Glioblastoma spread outside of the brain is uncommon [5]. Scalp dissemination can happen as a result of direct extension or seeding from cerebral lesions via the craniotomy defect. Because these lesions have characteristics that are similar to those of the original tumour, multimodal MRI may be useful in diagnosing them [6].
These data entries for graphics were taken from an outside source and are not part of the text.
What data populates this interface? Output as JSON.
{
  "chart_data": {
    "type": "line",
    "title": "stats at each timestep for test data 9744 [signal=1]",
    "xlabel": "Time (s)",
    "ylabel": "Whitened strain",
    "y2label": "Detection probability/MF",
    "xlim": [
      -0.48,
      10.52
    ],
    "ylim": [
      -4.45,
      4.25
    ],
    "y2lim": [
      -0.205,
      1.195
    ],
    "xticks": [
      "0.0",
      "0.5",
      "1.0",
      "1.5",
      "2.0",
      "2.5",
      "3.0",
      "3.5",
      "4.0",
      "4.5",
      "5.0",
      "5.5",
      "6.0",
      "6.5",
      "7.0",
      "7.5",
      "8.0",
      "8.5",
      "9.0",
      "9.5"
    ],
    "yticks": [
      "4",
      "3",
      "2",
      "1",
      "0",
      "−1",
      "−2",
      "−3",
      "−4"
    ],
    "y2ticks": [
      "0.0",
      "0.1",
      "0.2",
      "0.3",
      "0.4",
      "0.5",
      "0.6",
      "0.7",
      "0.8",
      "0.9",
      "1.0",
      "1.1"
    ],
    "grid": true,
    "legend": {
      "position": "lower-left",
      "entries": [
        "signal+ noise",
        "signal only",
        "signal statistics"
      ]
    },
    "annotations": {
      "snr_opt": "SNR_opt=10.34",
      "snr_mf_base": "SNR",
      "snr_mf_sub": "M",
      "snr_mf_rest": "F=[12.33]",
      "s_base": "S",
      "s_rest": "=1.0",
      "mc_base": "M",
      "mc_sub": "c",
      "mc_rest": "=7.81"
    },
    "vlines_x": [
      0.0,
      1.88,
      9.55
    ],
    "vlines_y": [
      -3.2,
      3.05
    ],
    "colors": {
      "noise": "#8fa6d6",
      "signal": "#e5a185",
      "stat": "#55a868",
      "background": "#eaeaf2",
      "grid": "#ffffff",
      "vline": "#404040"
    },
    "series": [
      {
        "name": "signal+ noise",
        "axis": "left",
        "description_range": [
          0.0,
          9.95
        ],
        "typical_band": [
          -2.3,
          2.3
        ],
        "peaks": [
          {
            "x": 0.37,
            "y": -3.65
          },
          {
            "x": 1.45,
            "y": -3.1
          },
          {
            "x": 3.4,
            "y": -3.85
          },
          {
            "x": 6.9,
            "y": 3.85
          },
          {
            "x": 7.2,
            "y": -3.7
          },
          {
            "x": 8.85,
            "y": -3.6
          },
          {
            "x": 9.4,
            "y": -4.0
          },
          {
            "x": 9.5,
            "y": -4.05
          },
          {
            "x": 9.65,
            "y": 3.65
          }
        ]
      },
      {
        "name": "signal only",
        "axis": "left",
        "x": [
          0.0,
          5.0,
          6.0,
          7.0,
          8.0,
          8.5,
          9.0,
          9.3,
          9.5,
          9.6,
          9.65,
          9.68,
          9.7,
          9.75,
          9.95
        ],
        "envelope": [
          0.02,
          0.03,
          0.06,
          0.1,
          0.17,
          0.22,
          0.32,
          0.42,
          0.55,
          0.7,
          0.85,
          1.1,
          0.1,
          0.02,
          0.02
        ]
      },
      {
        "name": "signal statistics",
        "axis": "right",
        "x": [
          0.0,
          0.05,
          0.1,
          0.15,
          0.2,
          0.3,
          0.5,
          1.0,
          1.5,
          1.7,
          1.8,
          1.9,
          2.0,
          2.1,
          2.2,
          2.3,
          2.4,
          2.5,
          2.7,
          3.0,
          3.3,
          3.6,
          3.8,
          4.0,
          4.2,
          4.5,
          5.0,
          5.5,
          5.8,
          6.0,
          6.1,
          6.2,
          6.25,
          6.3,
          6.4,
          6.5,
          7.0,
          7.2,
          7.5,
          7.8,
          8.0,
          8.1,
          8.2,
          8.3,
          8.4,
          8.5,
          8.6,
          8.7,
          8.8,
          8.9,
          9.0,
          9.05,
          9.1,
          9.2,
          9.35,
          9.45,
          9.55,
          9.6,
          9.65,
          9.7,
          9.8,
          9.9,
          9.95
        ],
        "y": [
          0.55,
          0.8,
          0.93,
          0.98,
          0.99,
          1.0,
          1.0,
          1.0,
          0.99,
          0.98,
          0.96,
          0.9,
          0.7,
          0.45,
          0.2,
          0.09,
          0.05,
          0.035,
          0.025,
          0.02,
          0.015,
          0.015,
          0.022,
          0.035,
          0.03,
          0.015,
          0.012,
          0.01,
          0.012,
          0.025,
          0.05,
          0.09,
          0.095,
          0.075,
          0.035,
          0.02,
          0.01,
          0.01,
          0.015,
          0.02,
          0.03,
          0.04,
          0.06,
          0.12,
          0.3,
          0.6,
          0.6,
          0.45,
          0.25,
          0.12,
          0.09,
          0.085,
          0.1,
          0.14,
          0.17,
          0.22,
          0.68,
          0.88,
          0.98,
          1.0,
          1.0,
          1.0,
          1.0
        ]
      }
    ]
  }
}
The patient was a 47-year-old woman who had been suffering from cough, dyspnea, and hoarseness for a year when she was admitted to Ankara Bilkent City Hospital (Ankara, Turkey) in June 2018 [7]. Her cough was treated with medications and she was diagnosed with bronchiectasis, but her symptoms did not improve. Because of the worsening of her dyspnea, she was brought to our hospital's emergency department in June 2019. Her tachypnea worsened, and her saturation dropped. Finally, the patient undergoes elective intubation in the emergency room. The patient's left vocal cord was paralysed during the elective intubation, thus an urgent head and cervical computer tomography angiography was conducted. A massive vertebrobasilar aneurysm and evident compression of the brainstem were discovered on CT imaging. Patient was moved to a neurosurgical intensive care unit and began on a loading dose of teicoplanin antibiotic [8].

Treatment Strategy

Prior to endovascular therapy, the patient and her family gave their informed consent. Following the angiography, a treatment plan was developed. The Pipeline was entirely released through the right VA after a micro catheter (headway 17) was inserted into the right vertebral artery [9]. The aneurysm was then emboli zed using coils in a relatively tight fashion. Clopidogrel was started with a 300 mg loading dose and then reduced to 75 mg per day. On day 4, the Clopidogrel resistance test was given a score of 72%. The large aneurysm of the V4 segment was embolized with a Pipeline 5, 35 mm flow diverter device 5 days after admission. Control angiograms revealed blood stagnation in the aneurysm [10].
The patient was drowsy for two days after the endovascular therapy and complained of a headache that was worse than the one he had before the embolization. There were no additional good indicators on physical examination. After surgery, the patient was transported to the neuro-ICU, where her vitals improved and she was intubated on post-operative day two. On the tenth day of the admission, antibiotics were stopped. On the 12th day of her admission, the patient was transferred to the Neurosurgery inpatient service.